Overtime, with structured resilience-building practices, coaches observed an improvement in Gen Z athletes’ abilities to handle adversity. By creating stressful practice situations and coaching athletes through them, Gen Z athletes improved their resiliency.

Athletes did not respond well to negative feedback. Athletes often took negative feedback personally and would get upset when confronted with criticism.

Gen Z athletes show short attention spans. Coaches also found that Gen Z athletes were easily distracted and had difficulty blockling out distractions.

Gen Z athletes were perceived to need structure and boundaries to guide them through their tennis development.

Gen Z athletes were mostly extrinsically motivated by results, material things, and social comparison. Coaches discussed how pressure from parents and coaches served as extrinsic sources that drove players motivation.  In terms of work ethic, most coaches discussed how Gen Z athletes worked hard and had a strong work ethic once on the tennis court.

Gen Z athletes had poor communication skills. Coaches believed that players had difficulty expressing their emotions, were shy and hesitant to speak up, and lacked basic conversational skills (i.e., eye contact).

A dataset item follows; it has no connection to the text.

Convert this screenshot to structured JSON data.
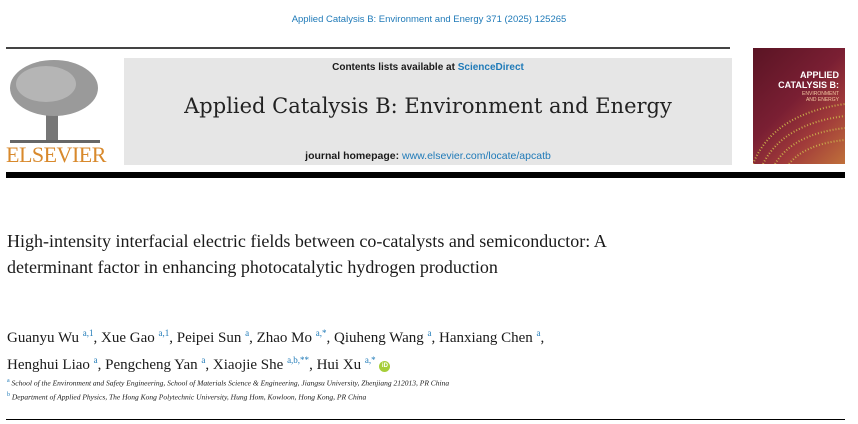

Coaches also felt that Gen Z players would check what they were told by the coach and were not quick to believe something just because the coach had said it.

Coaches felt that today’s athletes were more educated than in past generations as they had access to an abundance of information online and had excellent technology skills that made finding information easy for them.

Gen Z athletes were perceived to be visual learners, which was discussed as a strength, as coaches were able to incorporate technology as a learning aid during practice and training. Last, coaches felt that athletes were curious and open to learning from coaches through their need to understand the “why” and the connection to performance.